The title of Sharaf’s biography (Fury on Earth) reminds us that he understood, to a point, what deep unseen forces drove Reich. And he certainly provides, through material garnered from primary sources and extensive interviews, as complete a perspective on Reich as we currently have. But, for some reason, at least from my personal point of view, this still seems unsatisfactory.
Why? Well, there are ideas in Reich, I think, that can inform the deepest and most profound critiques of our current world. And, sadly, nothing in the supposed transformations of the last 50 years has changed this much. Many of those who followed, in their own particular way, in Reich’s footsteps, are still fringe. Even more tragically, those elements of Reich’s thought that have entered the mainstream of medicine and psychotherapy generally don’t acknowledge his influence. Reich’s cosmology, if you can call it that, is fundamentally antithetical to the world we live in. And in this respect, continuing to try to tease out new meaning from his fascinating life path is valuable.
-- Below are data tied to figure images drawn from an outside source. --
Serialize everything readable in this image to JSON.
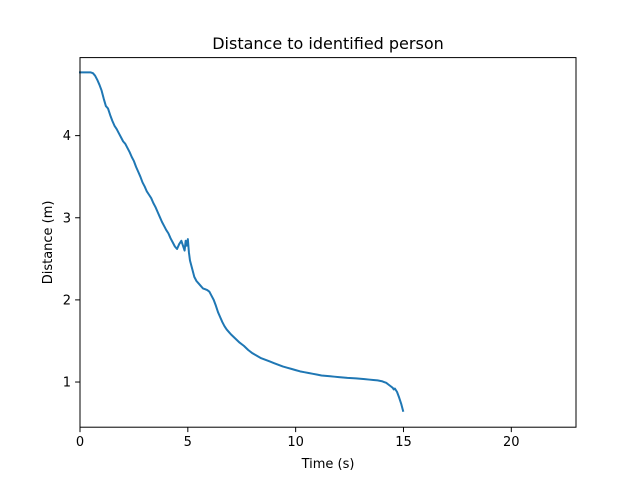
{
  "chart_data": {
    "type": "line",
    "title": "Distance to identified person",
    "xlabel": "Time (s)",
    "ylabel": "Distance (m)",
    "xlim": [
      0,
      23
    ],
    "ylim": [
      0.45,
      4.95
    ],
    "xticks": [
      0,
      5,
      10,
      15,
      20
    ],
    "yticks": [
      1,
      2,
      3,
      4
    ],
    "grid": false,
    "legend": "none",
    "colors": {
      "line": "#1f77b4",
      "axes": "#000000",
      "background": "#ffffff"
    },
    "series": [
      {
        "x": [
          0.0,
          0.1,
          0.2,
          0.3,
          0.4,
          0.5,
          0.6,
          0.7,
          0.8,
          0.9,
          1.0,
          1.1,
          1.2,
          1.3,
          1.4,
          1.5,
          1.6,
          1.7,
          1.8,
          1.9,
          2.0,
          2.1,
          2.2,
          2.3,
          2.4,
          2.5,
          2.6,
          2.7,
          2.8,
          2.9,
          3.0,
          3.1,
          3.2,
          3.3,
          3.4,
          3.5,
          3.6,
          3.7,
          3.8,
          3.9,
          4.0,
          4.1,
          4.2,
          4.3,
          4.4,
          4.5,
          4.6,
          4.7,
          4.8,
          4.85,
          4.9,
          4.95,
          5.0,
          5.05,
          5.1,
          5.2,
          5.3,
          5.4,
          5.5,
          5.6,
          5.7,
          5.8,
          5.9,
          6.0,
          6.1,
          6.2,
          6.3,
          6.4,
          6.5,
          6.6,
          6.7,
          6.8,
          6.9,
          7.0,
          7.2,
          7.4,
          7.6,
          7.8,
          8.0,
          8.2,
          8.4,
          8.6,
          8.8,
          9.0,
          9.2,
          9.4,
          9.6,
          9.8,
          10.0,
          10.2,
          10.4,
          10.6,
          10.8,
          11.0,
          11.2,
          11.4,
          11.6,
          11.8,
          12.0,
          12.2,
          12.4,
          12.6,
          12.8,
          13.0,
          13.2,
          13.4,
          13.6,
          13.8,
          14.0,
          14.1,
          14.2,
          14.3,
          14.4,
          14.5,
          14.55,
          14.6,
          14.7,
          14.8,
          14.9,
          14.98
        ],
        "y": [
          4.77,
          4.77,
          4.77,
          4.77,
          4.77,
          4.77,
          4.76,
          4.73,
          4.68,
          4.62,
          4.55,
          4.45,
          4.36,
          4.33,
          4.25,
          4.18,
          4.12,
          4.08,
          4.03,
          3.98,
          3.93,
          3.9,
          3.85,
          3.8,
          3.74,
          3.69,
          3.62,
          3.56,
          3.5,
          3.43,
          3.38,
          3.32,
          3.28,
          3.24,
          3.18,
          3.13,
          3.07,
          3.01,
          2.95,
          2.9,
          2.85,
          2.81,
          2.75,
          2.7,
          2.65,
          2.62,
          2.68,
          2.72,
          2.64,
          2.6,
          2.72,
          2.66,
          2.74,
          2.58,
          2.48,
          2.38,
          2.28,
          2.23,
          2.2,
          2.17,
          2.14,
          2.13,
          2.12,
          2.1,
          2.05,
          2.0,
          1.93,
          1.85,
          1.79,
          1.73,
          1.68,
          1.64,
          1.61,
          1.58,
          1.53,
          1.48,
          1.44,
          1.39,
          1.35,
          1.32,
          1.29,
          1.27,
          1.25,
          1.23,
          1.21,
          1.19,
          1.175,
          1.16,
          1.145,
          1.13,
          1.12,
          1.11,
          1.1,
          1.09,
          1.08,
          1.075,
          1.07,
          1.065,
          1.06,
          1.055,
          1.05,
          1.048,
          1.045,
          1.04,
          1.035,
          1.03,
          1.025,
          1.02,
          1.01,
          1.0,
          0.99,
          0.97,
          0.95,
          0.93,
          0.91,
          0.92,
          0.88,
          0.81,
          0.73,
          0.65
        ]
      }
    ]
  }
}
Reich felt, along with Nietzsche, that “all the regulations of mankind are turned to the end that the intense sensation of life is lost in continual distraction.” It’s easy enough to argue this process has only been amplified in the ensuing years…
Like Wittgenstein, Reich felt we reach a point where the elements of life are no longer describable in words. In a world where everybody is clamoring for attention and trying to get a word in edgewise, this deep understanding is more valuable by the minute. There’s no better reason to continue to try and understand Reich’s life and work.
Myron R. Sharaf, Fury on Earth: A Biography of Wilhelm Reich (New York: St. Martin’s, 1983).